Thirty-one years after my father’s death I still have people come up to me and tell me how kind and good a man he was,” says Harvey Honoré Jr. “I’ve never had one of them say anything that wasn’t positive. I never really saw him get upset about anything. He handled everything that came his way with patience and compassion.”
Until his death at 52, general contractor Harvey Honoré Sr. was one of Baton Rouge’s most active and beloved civic leaders, a self-made businessman, husband and father of seven with a reputation for fairness and generosity.
“He taught us about honesty and integrity, and his work ethic was outstanding,” says the younger Honoré, who had been working at the family business for about 10 years when his father died. “Even though he only had 52 years on earth, he accomplished more than most people who live to be a lot older.”
Honoré rose to be a respected commercial contractor with a high-profile portfolio, but his beginnings were humble. His first job in the industry was as a brick mason apprentice working for two uncles who were general contractors. In 1953 he felt the itch to go out on his own and began working as a masonry contractor. Then in 1958, he began a residential contracting business, starting first with spec houses and later moving to large, specialty projects. With a solid reputation as a residential builder, Honoré decided to go exclusively into commercial construction in 1971.
“He was ahead of his time,” recalls the eldest son. “He wanted to do the best job possible, and he looked forward to the challenge of commercial work.”
His first year in the commercial business, Honoré was awarded the contract to build the industrial arts building at Baton Rouge High School. It was quickly followed by the student union at Catholic High School and renovation projects for Goudchaux’s Department Store on Main Street. Honoré Construction completed the interior framing for Cortana Mall and renovated the American Bank building, the AC Lewis YMCA and other large-scale projects in Baton Rouge.
“It was a time when Baton Rouge was just starting to become the city that it is today,” says Honoré Jr. “There was a lot of growth and change.”
Honoré had the ability to find and keep reliable workers and to complete jobs on time. His son recalls that Honoré believed customers always remembered how you finished a job.
“He said it was important to start strong, but that it was even more important to finish strong, and that that really affected your credibility,” says Honoré Jr.
Son-in-law Rhaoul Guillaume, who founded the engineering firm Gotech in 1981, recalls Honoré’s powerful influence and gentle demeanor.
“He was a wise man. He had so much common sense,” Guillaume says. “I’ve tried to model my business after the way he ran his, especially how he treated people.”
As prolific as his professional work was, Honoré also was known for tireless civic engagement. He served on numerous community boards, including the Chamber of Commerce, the American Red Cross, Junior Achievement, the East Baton Rouge Parish Mortgage Authority, the Boys Club, Camp Fire USA, the Speech and Hearing Foundation and the Safety Council.

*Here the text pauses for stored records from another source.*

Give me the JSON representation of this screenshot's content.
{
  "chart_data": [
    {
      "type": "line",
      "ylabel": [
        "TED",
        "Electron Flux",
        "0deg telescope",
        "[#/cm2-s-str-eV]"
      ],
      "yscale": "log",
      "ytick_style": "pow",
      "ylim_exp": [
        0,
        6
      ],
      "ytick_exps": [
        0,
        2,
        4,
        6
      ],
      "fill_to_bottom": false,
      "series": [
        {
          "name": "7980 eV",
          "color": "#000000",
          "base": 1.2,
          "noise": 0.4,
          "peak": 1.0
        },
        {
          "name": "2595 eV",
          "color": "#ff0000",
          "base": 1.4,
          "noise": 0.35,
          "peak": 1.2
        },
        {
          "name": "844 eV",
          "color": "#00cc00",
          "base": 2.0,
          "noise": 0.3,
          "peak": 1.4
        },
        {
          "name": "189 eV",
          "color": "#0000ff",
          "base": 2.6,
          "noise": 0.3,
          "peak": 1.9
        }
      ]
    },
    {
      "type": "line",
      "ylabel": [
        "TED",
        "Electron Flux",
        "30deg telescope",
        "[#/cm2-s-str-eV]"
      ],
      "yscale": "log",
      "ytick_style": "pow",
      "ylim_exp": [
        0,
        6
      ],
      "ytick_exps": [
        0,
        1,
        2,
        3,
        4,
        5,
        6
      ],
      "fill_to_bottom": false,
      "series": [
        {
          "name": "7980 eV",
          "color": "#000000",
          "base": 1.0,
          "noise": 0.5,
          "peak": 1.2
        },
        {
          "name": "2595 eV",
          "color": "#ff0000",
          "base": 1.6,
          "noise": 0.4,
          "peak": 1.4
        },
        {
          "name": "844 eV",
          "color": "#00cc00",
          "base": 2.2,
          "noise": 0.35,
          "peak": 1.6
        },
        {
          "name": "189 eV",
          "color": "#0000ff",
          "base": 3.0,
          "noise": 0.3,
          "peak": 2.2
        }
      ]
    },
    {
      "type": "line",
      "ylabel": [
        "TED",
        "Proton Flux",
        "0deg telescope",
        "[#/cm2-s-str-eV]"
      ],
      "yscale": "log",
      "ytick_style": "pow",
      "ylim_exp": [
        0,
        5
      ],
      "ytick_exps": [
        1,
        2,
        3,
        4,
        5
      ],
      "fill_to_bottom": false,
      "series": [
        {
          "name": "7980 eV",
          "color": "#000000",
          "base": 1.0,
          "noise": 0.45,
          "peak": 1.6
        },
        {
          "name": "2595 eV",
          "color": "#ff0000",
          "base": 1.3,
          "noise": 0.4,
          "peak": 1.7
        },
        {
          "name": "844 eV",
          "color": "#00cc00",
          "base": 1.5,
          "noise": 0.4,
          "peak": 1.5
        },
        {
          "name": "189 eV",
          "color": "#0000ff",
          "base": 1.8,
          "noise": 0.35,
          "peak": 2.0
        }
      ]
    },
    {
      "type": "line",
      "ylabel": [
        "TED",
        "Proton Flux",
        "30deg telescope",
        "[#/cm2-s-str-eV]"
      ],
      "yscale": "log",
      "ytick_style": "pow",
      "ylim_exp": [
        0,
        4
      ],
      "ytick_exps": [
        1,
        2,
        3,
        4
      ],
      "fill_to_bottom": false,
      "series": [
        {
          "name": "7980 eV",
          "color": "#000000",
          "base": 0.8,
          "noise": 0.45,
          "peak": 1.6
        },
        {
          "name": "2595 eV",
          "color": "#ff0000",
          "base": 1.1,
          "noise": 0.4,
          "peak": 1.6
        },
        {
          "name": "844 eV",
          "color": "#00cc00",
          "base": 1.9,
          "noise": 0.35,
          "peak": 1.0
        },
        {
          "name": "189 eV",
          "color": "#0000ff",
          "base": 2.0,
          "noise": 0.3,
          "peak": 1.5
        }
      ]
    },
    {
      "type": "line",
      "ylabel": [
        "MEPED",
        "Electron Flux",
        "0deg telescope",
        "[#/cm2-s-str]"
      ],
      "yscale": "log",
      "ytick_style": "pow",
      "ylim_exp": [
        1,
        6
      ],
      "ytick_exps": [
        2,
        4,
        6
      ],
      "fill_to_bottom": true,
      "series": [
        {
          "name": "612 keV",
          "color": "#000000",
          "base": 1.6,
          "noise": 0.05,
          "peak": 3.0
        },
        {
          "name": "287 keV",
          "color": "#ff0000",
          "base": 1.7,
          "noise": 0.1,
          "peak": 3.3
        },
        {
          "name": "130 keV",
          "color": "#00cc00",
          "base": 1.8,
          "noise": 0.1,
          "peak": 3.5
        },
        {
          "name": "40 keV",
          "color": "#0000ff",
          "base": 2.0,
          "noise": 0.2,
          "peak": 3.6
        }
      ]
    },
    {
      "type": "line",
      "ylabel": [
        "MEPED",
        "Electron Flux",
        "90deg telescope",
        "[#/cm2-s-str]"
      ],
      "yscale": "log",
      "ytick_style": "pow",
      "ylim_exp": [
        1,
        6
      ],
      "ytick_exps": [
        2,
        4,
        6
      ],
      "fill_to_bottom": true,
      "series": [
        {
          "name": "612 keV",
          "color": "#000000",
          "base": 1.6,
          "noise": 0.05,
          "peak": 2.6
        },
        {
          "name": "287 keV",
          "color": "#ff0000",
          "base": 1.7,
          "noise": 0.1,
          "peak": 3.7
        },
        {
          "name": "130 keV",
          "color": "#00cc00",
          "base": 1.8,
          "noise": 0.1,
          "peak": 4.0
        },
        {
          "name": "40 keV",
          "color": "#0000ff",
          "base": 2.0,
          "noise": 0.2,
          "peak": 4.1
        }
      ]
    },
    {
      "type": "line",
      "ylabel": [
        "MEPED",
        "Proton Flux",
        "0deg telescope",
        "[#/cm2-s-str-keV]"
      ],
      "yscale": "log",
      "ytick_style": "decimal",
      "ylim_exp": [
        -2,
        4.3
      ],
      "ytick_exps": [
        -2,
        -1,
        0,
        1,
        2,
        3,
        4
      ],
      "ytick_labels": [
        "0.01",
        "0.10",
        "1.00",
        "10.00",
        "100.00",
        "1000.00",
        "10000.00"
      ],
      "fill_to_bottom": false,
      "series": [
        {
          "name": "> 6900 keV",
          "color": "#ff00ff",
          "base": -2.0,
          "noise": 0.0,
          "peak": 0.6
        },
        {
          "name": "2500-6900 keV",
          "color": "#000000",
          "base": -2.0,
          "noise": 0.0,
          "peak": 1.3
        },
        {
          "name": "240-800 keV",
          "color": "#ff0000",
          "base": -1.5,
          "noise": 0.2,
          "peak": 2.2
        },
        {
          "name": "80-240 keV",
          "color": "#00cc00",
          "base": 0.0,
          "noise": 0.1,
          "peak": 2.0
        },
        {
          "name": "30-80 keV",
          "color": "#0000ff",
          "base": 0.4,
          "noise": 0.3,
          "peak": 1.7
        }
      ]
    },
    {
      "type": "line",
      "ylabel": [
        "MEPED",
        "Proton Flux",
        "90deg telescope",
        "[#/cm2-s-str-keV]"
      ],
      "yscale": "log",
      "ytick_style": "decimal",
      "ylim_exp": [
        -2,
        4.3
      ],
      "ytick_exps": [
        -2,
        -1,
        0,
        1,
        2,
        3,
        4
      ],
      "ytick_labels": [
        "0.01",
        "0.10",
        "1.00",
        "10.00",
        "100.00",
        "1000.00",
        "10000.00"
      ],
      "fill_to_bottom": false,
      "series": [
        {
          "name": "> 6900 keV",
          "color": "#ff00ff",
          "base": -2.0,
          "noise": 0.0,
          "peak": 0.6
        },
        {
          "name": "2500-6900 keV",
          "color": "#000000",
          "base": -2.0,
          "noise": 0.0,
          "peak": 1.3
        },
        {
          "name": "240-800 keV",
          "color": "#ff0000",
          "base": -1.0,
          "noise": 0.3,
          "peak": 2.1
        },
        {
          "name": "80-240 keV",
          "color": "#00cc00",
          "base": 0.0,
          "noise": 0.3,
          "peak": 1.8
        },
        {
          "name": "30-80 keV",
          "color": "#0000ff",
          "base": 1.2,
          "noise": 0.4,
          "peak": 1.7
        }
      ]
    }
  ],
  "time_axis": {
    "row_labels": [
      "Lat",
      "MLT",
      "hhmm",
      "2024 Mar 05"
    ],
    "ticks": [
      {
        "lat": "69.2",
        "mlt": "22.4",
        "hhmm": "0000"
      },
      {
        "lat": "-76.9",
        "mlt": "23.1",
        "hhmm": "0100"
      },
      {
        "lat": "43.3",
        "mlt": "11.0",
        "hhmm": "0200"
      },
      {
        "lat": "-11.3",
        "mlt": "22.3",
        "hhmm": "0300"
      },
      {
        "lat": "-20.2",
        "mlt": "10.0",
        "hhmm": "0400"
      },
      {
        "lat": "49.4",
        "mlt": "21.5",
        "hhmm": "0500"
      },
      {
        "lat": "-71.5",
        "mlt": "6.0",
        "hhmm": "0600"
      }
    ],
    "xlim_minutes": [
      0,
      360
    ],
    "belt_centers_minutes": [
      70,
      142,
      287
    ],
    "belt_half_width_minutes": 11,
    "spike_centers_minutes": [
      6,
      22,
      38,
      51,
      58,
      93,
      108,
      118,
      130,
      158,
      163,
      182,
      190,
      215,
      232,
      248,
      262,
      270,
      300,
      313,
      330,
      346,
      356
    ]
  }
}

A devout Catholic, he was actively involved in the churches in which he was a member, first St. Agnes and later St. Jude. He was member of the Knights of Columbus Council 969 and the Society of St. Vincent de Paul, and he was named a Knight of the Holy Sepulchre of Jerusalem, a Papal honor bestowed to a small number of recipients within a Catholic diocese. He once participated in a mission to Guatemala, donating money to help build medical clinics and the local parsonage.
“No matter who you were, rich or poor, it did not matter to him,” recalls his oldest daughter, Geretta Honoré Guillaume. “He made you feel welcome. He made you feel important.”
Honoré was the 1980-81 recipient of the Golden Deeds Award by the Baton Rouge Inter-Civic Council. In addition to his extensive board work, he had taken it upon himself to buy and fix up 11 houses in the inner city, allowing impoverished families to live in them rent-free. He also used his personal resources to rehabilitate dozens of other properties for low-income Baton Rouge residents.
Honoré’s death occurred just days before the company was set to start on a major construction project for St. Michael’s Catholic Church. Three of his four sons, Harvey, Brent and Dexter, were working for the family business at the time and picked up the torch for their father, recalls Honoré Jr.
“It was stressful, but with the grace of God we did it, and we finished seven days ahead of schedule,” he says.
As their own families grew, the four Honoré brothers each formed their own separate businesses. All seven siblings and Honoré’s widow, Betty, live in Baton Rouge and remain close. They gather frequently, especially for the holidays, says Geretta Honoré Guillaume.
“It’s a tribute to my dad,” she says. “He and my mom always put family first.”